Peggy physical appearance described with words to allow us to understand D’s revulsion. Analyse connotations
“they were round her as multitudinous as midges…it was in the terror of that paralysis that he had weakened.” P 64 / Alliteration to emphasise noise and amount of birds attacking Peggy in this nightmare.
“Could that dream have any meaning? Thought Duror. Was Peggy dead? Suddenly it was as if the burden of misery was lifted from him. He began to laugh.” P65 / He finds happiness in the idea of his wife dead. Indicates how tormented he feels by his sad existence.
“Calum no longer was one of the beaters; he too was a dear hunted by remorseless men. Moaning and gasping, he fled after them, with no hope of saving them from slaughter.” P69 / C at one with nature. Determined to save the dear and hurt by the cruelty of the deer drive. Analyses word choice.
“Screaming in sympathy, heedless of the danger of being shot, Calum flung himself upon the deer, clasped it round the neck, and tried to comfort it.” P70 / Again, C tries to comfort nature – innate goodness shown.
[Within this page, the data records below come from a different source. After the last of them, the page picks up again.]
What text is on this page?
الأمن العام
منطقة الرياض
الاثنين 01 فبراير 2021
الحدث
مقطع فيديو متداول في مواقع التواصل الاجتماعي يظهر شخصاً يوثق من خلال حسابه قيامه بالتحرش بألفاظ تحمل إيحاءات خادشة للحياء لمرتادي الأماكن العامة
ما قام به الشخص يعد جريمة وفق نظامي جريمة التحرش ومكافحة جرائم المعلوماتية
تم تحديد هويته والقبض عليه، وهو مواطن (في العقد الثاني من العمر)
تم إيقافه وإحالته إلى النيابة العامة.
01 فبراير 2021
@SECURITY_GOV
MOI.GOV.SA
Duror jumps out and cuts the deer’s throat. / “rushing upon the stricken deer and the frantic hunchback, he threw the latter off with furious force, and then, seizing the former’s head with one hand cut its throat savagely with the other. Blood spouted.” P70 / D’s evil shown in this attack where he seems to lose control. Analyses word choice to convey the brutality of this. He later reveals that he imagines it to be his wife.
Tulloch’s opinion of Duror following the deer drive. / “Duror had the appearance of a drunk man, unshaven, slack-mouthed, mumbling, rather glaikit.”
P71 / Descriptions of Duror’s appearance are often used to show his descent into madness. Indeed, when LRC becomes aware that D’s sickness, she sees similar physical manifestations.
Speech lacks control
He looked senseless
His appearance is unkempt = losing control, can’t maintain his tidy outward appearance just as he struggles to conceal his hatred and evil.
“…there by the dead deer he understood…why he hated the hunchback so profoundly and yet was so fascinated by him. For many years his life had been stunted, mishappen, obscene, and hideous; and this misbegotten creature was its personification. P73 / He sees C as representative of his wife and his miserable life in general.